Amigren (sumatriptan) capsules 50 mg. cannot be used to prevent an attack.

Amigren is recommended to be used as early as possible after the onset of a migraine attack, although it is equally effective at each stage of the attack.

The recommended dose of Amigren for adults is 50 mg (1 tablet). In some cases, the dose can be increased to 100 mg (2 capsules).

Amigren (sumatriptan) capsules 50 mg. can be used for new migraine attacks, but if the first dose of the drug is ineffective, the drug should not be used again during the same attack.

If the patient has responded to the first dose but symptoms return, a second dose may be administered within the next 24 hours, with the total daily dose not exceeding 300 mg.

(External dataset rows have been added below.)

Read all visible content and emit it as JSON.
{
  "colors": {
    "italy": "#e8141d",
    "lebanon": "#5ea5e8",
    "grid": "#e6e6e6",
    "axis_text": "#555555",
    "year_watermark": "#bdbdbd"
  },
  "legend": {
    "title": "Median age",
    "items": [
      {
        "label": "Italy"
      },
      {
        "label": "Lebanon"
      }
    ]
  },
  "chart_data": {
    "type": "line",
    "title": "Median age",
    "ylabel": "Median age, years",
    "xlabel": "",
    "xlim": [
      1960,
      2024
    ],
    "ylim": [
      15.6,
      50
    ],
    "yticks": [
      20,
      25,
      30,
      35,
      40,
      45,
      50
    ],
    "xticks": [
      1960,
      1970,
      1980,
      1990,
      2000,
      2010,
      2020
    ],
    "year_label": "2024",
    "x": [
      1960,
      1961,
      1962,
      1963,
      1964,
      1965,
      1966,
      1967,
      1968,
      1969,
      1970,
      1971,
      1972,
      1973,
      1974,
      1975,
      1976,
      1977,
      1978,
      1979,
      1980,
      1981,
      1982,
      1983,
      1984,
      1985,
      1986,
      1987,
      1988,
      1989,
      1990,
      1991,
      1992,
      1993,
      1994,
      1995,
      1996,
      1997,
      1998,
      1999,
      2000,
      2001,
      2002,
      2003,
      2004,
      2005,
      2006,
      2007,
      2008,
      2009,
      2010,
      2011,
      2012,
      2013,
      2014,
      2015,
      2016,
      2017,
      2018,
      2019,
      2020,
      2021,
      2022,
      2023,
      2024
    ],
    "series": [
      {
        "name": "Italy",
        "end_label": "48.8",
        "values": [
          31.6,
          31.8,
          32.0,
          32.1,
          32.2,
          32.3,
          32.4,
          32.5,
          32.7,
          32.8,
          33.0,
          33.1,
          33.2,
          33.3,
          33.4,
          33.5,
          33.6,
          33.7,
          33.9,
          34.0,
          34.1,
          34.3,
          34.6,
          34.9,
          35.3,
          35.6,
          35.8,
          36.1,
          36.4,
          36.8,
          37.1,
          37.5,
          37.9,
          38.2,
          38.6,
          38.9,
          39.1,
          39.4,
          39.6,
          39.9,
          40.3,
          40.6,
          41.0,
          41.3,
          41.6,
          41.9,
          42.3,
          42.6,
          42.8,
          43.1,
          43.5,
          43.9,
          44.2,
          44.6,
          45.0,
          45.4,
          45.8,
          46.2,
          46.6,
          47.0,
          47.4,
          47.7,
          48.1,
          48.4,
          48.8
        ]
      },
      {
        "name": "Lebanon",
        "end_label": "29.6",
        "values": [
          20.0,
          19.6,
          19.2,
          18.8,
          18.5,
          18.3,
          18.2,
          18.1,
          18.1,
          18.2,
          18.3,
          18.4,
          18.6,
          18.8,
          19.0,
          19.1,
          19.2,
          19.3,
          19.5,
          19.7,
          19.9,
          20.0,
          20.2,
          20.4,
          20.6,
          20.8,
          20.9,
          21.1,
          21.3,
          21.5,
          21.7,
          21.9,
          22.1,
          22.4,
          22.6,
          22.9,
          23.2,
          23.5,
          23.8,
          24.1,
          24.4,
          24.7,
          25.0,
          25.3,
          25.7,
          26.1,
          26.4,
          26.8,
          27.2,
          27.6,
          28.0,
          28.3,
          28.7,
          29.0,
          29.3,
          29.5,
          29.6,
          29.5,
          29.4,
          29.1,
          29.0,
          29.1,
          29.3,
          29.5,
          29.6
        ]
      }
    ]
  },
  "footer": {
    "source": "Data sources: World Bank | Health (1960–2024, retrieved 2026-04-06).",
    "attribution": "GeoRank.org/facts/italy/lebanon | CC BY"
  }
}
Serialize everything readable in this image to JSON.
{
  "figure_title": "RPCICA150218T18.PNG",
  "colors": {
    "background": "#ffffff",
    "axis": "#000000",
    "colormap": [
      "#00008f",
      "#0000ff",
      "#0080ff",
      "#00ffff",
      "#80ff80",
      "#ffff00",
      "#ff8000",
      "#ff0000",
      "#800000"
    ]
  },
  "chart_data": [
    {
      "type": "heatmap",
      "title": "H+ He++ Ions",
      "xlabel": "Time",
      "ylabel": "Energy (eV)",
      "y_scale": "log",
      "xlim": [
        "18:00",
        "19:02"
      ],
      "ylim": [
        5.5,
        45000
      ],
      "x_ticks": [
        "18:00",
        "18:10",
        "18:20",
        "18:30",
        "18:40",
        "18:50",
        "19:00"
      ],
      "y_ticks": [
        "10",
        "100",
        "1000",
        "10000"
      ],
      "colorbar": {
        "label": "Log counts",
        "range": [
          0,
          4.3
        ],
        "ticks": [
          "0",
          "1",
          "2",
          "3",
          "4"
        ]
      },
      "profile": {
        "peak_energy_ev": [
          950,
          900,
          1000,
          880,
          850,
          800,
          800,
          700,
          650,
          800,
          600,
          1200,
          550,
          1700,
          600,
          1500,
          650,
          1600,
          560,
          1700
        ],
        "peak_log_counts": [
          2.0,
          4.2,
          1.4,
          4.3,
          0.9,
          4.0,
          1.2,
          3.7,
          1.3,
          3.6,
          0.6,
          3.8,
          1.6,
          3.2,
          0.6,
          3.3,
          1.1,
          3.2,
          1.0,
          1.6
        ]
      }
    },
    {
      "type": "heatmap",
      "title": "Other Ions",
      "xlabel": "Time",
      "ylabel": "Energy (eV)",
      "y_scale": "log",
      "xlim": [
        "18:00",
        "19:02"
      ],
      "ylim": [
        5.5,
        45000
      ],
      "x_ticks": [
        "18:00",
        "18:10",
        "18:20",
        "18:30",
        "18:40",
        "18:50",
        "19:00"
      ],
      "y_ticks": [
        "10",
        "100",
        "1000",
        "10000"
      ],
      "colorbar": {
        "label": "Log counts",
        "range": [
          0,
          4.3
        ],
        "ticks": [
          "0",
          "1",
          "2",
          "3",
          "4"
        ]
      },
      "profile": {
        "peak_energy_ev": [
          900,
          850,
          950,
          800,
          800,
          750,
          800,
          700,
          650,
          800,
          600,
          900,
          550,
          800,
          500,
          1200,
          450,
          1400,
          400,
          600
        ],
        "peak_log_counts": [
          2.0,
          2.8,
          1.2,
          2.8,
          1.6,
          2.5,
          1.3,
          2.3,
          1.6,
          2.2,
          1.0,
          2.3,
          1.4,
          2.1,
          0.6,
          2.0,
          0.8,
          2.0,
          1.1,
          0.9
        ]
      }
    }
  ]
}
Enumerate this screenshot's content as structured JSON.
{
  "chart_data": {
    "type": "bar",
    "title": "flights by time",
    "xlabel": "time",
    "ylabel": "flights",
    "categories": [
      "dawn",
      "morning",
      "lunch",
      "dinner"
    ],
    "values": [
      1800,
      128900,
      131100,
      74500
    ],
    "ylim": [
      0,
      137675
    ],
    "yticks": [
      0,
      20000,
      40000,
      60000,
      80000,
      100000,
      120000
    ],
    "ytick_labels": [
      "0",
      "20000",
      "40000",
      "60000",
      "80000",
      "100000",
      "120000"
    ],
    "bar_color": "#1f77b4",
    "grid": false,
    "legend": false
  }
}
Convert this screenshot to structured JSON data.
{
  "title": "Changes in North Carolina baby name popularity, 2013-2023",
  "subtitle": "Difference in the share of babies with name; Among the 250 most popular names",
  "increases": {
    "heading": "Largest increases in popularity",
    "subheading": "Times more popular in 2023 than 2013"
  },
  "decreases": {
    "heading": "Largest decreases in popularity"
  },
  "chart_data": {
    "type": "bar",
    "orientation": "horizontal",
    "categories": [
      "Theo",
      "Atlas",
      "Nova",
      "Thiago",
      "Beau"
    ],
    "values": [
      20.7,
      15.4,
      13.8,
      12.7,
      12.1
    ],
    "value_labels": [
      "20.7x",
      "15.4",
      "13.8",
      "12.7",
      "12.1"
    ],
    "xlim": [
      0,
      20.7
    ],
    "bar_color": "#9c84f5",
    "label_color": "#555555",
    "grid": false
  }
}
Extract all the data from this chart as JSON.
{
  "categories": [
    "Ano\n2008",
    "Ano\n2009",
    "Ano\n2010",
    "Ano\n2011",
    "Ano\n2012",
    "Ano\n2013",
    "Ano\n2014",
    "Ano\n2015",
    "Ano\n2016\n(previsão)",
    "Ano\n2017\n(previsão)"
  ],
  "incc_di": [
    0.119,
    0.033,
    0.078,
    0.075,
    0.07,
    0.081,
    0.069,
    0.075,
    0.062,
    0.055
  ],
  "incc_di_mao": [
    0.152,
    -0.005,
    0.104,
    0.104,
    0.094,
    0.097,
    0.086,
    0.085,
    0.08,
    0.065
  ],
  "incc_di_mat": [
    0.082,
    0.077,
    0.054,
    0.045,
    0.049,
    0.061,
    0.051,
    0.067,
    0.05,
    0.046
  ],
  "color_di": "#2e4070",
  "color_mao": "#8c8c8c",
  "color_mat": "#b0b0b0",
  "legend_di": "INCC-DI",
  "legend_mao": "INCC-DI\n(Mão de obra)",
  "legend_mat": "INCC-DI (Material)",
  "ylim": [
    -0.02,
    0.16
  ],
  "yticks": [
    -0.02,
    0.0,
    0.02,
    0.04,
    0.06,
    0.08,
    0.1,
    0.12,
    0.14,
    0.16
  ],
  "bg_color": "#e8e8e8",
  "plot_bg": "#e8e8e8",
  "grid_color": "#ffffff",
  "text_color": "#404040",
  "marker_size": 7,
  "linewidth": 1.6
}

Capsules should be swallowed whole with water.

Elderly patients (over 65 years of age)

The experience of using sumatriptan for the treatment of patients aged 65 years and older is insufficient. Although the pharmacokinetics of the drug does not differ from that in younger people, until additional clinical data are obtained, prescribing Amigren to elderly patients is not recommended.